Wednesday, September 11, 2013

The Beauty of Marriage


As we left the doctor's office, I felt a cloud of disappointment start to settle it's ugly face around me. It arrived and sneered at me while the doctor was talking. I heard the words he had to say, but what I heard even louder was, "you can't get pregnant on your own and succeed." As tears were fighting to come out in droves, I fought back to keep my composure and hear the only words I never wanted to hear, "the only way we can help you, and give you a 55% chance of taking a baby home, is IVF".

My heart sank. There are no words. Every question I had thought of prior to this appointment had disappeared, melted away. As the reality set in that the problem didn't actually have anything to do with me, but was entirely on Male Factor Infertility, I became angry. For what reason? Many. Too much to even break down right now. Too many things to even have sorted through it all myself.

The day was a whirlwind. Being fully present at my nephew's birth... A miracle. An experience I would never trade the world for... And an appointment filled with disappointment and letdown.
 
 
My heart has ached ever since. No, I have nothing against IVF or any other fertility treatment. It's just not the route we ever wanted to take. We have never stopped believing that God will provide us with a baby. We have just always believed it would be without assistance... and IVF is expensive.

So, here we are... Waiting, and my heart is aching in a new way. On Monday, Jason and I sat down in the living room and I poured out my heart. I poured out all the aches and pains and everything that made me angry. I talked about my disappointment and my fears... And I cried. And then Jason did the most amazing thing, something I never expected.

He looked at me and said, "I'm not worried about it. I really believe that we'll be pregnant soon."

He was so confident, cool, and collected. It was like he had an insider look at the future; he read tomorrow's paper. His words impacted me to my core. In my struggle and pain, my spouse, my husband, has confidence in God's Word. He spoke truth, the truth of the promise. He spoke it with calm confidence and a knowing.

This confidence, this faith, this is what gives me hope right now. This is the beauty of marriage. When one is down, the other is up. It's a beautiful thing, a harmonious melody.
 
"A person standing alone can be attacked and defeated, but two can stand back-to-back and conquer. Three are even better, for a triple-braided cord is not easily broken." (Ecclesiastes 4:12 NLT)

Marriage is not easy, but oh is it worth it. We go through life and sometimes, it sucks. But when we can go through it together we can pick each other up. We can hold each other's hands. We can laugh together and cry together. We can remind each other of the promises. Marriage is always work and it's work from both sides. There's always decisions to make about forgiveness, or keeping your mouth closed to keep the peace; or listening when they're hurting, or laughing when you share joy. But this is what God created marriage for... a bond meant for a lifetime, a covenant meant to be an example of a coming King for His bride. A way to demonstrate God's love for us.

I am so thankful for my man.
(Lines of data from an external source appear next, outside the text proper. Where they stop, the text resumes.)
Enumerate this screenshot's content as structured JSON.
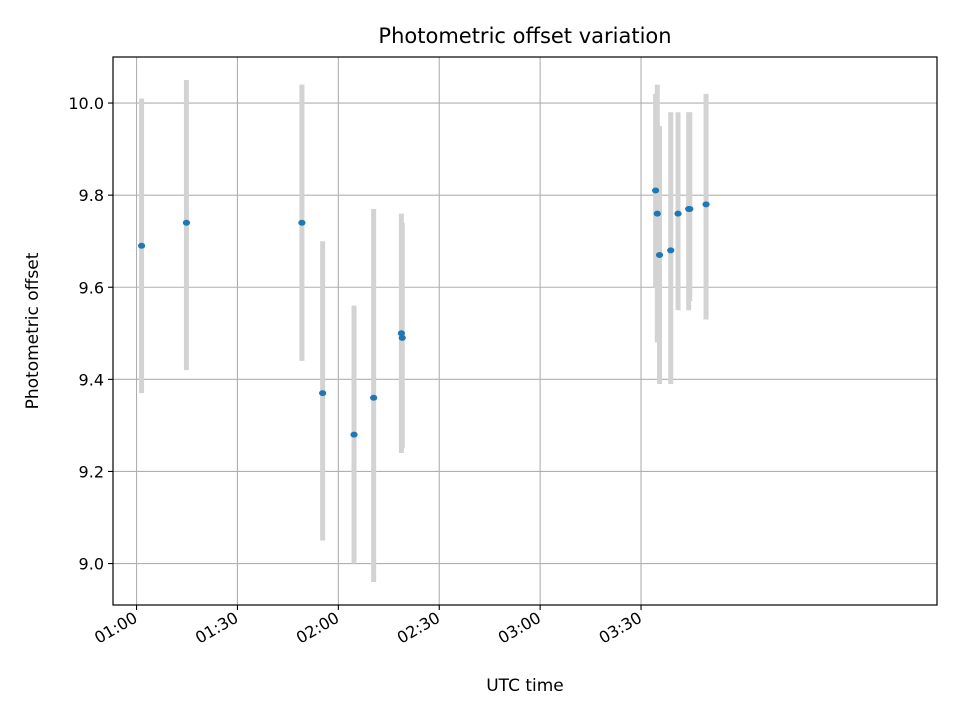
{
  "chart_data": {
    "type": "scatter",
    "title": "Photometric offset variation",
    "xlabel": "UTC time",
    "ylabel": "Photometric offset",
    "x_axis": {
      "kind": "time",
      "range": [
        "00:53",
        "04:58"
      ],
      "ticks": [
        "01:00",
        "01:30",
        "02:00",
        "02:30",
        "03:00",
        "03:30"
      ]
    },
    "y_axis": {
      "range": [
        8.91,
        10.1
      ],
      "ticks": [
        "9.0",
        "9.2",
        "9.4",
        "9.6",
        "9.8",
        "10.0"
      ]
    },
    "grid": true,
    "colors": {
      "point": "#1f77b4",
      "errorbar": "#d3d3d3",
      "grid": "#b0b0b0"
    },
    "series": [
      {
        "points": [
          {
            "x": "01:01:30",
            "y": 9.69,
            "ylow": 9.37,
            "yhigh": 10.01
          },
          {
            "x": "01:14:50",
            "y": 9.74,
            "ylow": 9.42,
            "yhigh": 10.05
          },
          {
            "x": "01:49:10",
            "y": 9.74,
            "ylow": 9.44,
            "yhigh": 10.04
          },
          {
            "x": "01:55:20",
            "y": 9.37,
            "ylow": 9.05,
            "yhigh": 9.7
          },
          {
            "x": "02:04:40",
            "y": 9.28,
            "ylow": 9.0,
            "yhigh": 9.56
          },
          {
            "x": "02:10:30",
            "y": 9.36,
            "ylow": 8.96,
            "yhigh": 9.77
          },
          {
            "x": "02:18:45",
            "y": 9.5,
            "ylow": 9.24,
            "yhigh": 9.76
          },
          {
            "x": "02:19:00",
            "y": 9.49,
            "ylow": 9.25,
            "yhigh": 9.74
          },
          {
            "x": "03:34:20",
            "y": 9.81,
            "ylow": 9.6,
            "yhigh": 10.02
          },
          {
            "x": "03:34:50",
            "y": 9.76,
            "ylow": 9.48,
            "yhigh": 10.04
          },
          {
            "x": "03:35:30",
            "y": 9.67,
            "ylow": 9.39,
            "yhigh": 9.95
          },
          {
            "x": "03:38:50",
            "y": 9.68,
            "ylow": 9.39,
            "yhigh": 9.98
          },
          {
            "x": "03:41:00",
            "y": 9.76,
            "ylow": 9.55,
            "yhigh": 9.98
          },
          {
            "x": "03:44:10",
            "y": 9.77,
            "ylow": 9.55,
            "yhigh": 9.98
          },
          {
            "x": "03:44:30",
            "y": 9.77,
            "ylow": 9.57,
            "yhigh": 9.98
          },
          {
            "x": "03:49:20",
            "y": 9.78,
            "ylow": 9.53,
            "yhigh": 10.02
          }
        ]
      }
    ]
  }
}
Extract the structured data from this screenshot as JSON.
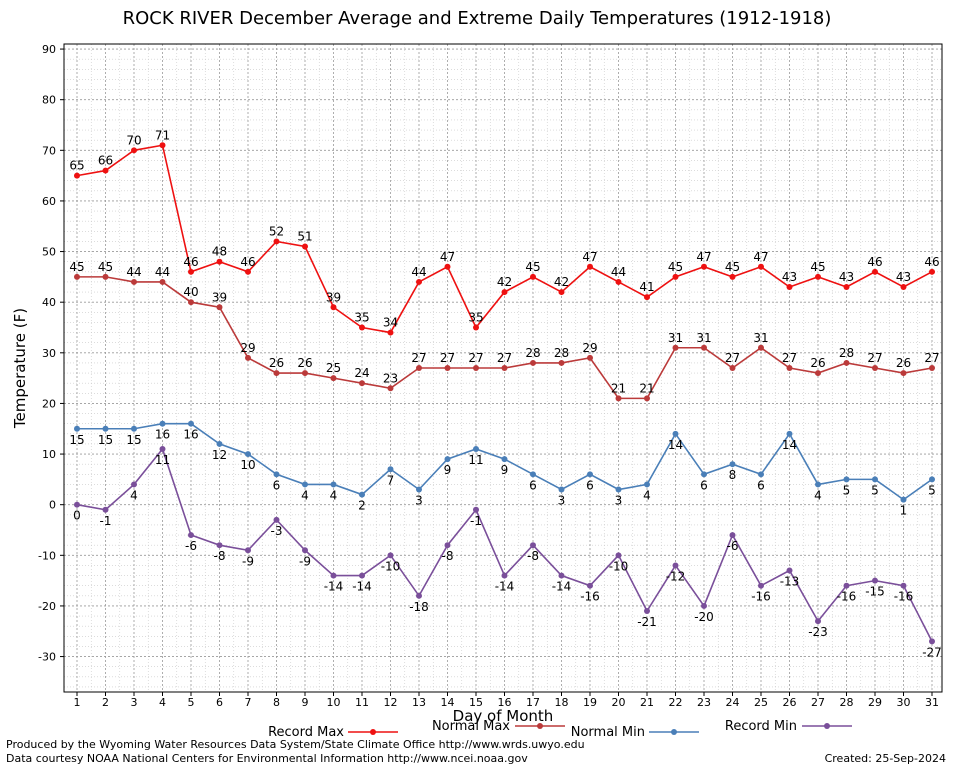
{
  "chart_data": {
    "type": "line",
    "title": "ROCK RIVER December Average and Extreme Daily Temperatures (1912-1918)",
    "xlabel": "Day of Month",
    "ylabel": "Temperature (F)",
    "ylim": [
      -37,
      91
    ],
    "yticks": [
      -30,
      -20,
      -10,
      0,
      10,
      20,
      30,
      40,
      50,
      60,
      70,
      80,
      90
    ],
    "grid": true,
    "legend_position": "bottom",
    "x": [
      1,
      2,
      3,
      4,
      5,
      6,
      7,
      8,
      9,
      10,
      11,
      12,
      13,
      14,
      15,
      16,
      17,
      18,
      19,
      20,
      21,
      22,
      23,
      24,
      25,
      26,
      27,
      28,
      29,
      30,
      31
    ],
    "series": [
      {
        "name": "Record Max",
        "color": "#ee1111",
        "label_pos": "above",
        "values": [
          65,
          66,
          70,
          71,
          46,
          48,
          46,
          52,
          51,
          39,
          35,
          34,
          44,
          47,
          35,
          42,
          45,
          42,
          47,
          44,
          41,
          45,
          47,
          45,
          47,
          43,
          45,
          43,
          46,
          43,
          46
        ]
      },
      {
        "name": "Normal Max",
        "color": "#bb3a3a",
        "label_pos": "above",
        "values": [
          45,
          45,
          44,
          44,
          40,
          39,
          29,
          26,
          26,
          25,
          24,
          23,
          27,
          27,
          27,
          27,
          28,
          28,
          29,
          21,
          21,
          31,
          31,
          27,
          31,
          27,
          26,
          28,
          27,
          26,
          27
        ]
      },
      {
        "name": "Normal Min",
        "color": "#4a7fb8",
        "label_pos": "below",
        "values": [
          15,
          15,
          15,
          16,
          16,
          12,
          10,
          6,
          4,
          4,
          2,
          7,
          3,
          9,
          11,
          9,
          6,
          3,
          6,
          3,
          4,
          14,
          6,
          8,
          6,
          14,
          4,
          5,
          5,
          1,
          5
        ]
      },
      {
        "name": "Record Min",
        "color": "#7a4f9a",
        "label_pos": "below",
        "values": [
          0,
          -1,
          4,
          11,
          -6,
          -8,
          -9,
          -3,
          -9,
          -14,
          -14,
          -10,
          -18,
          -8,
          -1,
          -14,
          -8,
          -14,
          -16,
          -10,
          -21,
          -12,
          -20,
          -6,
          -16,
          -13,
          -23,
          -16,
          -15,
          -16,
          -27
        ]
      }
    ]
  },
  "footer": {
    "line1": "Produced by the Wyoming Water Resources Data System/State Climate Office http://www.wrds.uwyo.edu",
    "line2": "Data courtesy NOAA National Centers for Environmental Information http://www.ncei.noaa.gov",
    "created": "Created:  25-Sep-2024"
  }
}
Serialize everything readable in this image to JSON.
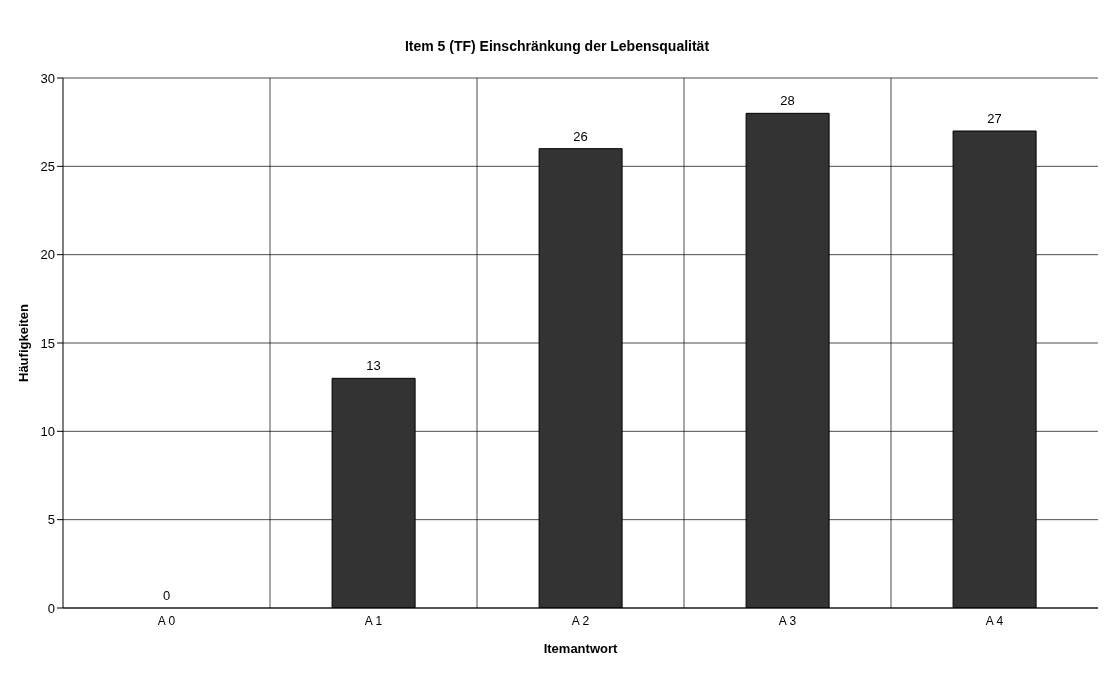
{
  "chart_data": {
    "type": "bar",
    "title": "Item 5 (TF) Einschränkung der Lebensqualität",
    "xlabel": "Itemantwort",
    "ylabel": "Häufigkeiten",
    "categories": [
      "A 0",
      "A 1",
      "A 2",
      "A 3",
      "A 4"
    ],
    "values": [
      0,
      13,
      26,
      28,
      27
    ],
    "color": "#333333",
    "ylim": [
      0,
      30
    ],
    "yticks": [
      0,
      5,
      10,
      15,
      20,
      25,
      30
    ],
    "grid": true,
    "data_labels": true
  }
}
Someday we'll be sharing in the joy of children (and yes, the trials and difficulties too), and I'm so thankful we get to do that together. I'm so thankful that we can walk this road, though painful, together. I'm so thankful that no matter where we end up, even if it's not what my brain pictures, that we'll be together.

My heart is filled with joy and hope, my heart is filled with Eucharisteo (the giving of thanks, thankfulness).

Marriage is a beautiful thing.

1 comment:

  1. My son and his wife went through a very similar journey and 2012 was an excruciating year for me watching them go through disappointment after disappointment in their attempts to conceive. They were on the IVF journey and on fertility meds when Liam who was born at 7:15 this morning, (by c-section) was conceived. He is every bit as much a miracle as any baby could be. Your blessing is coming. Don't put God in a box or try to be a faith giant. Just relax, enjoy each day and let God lead.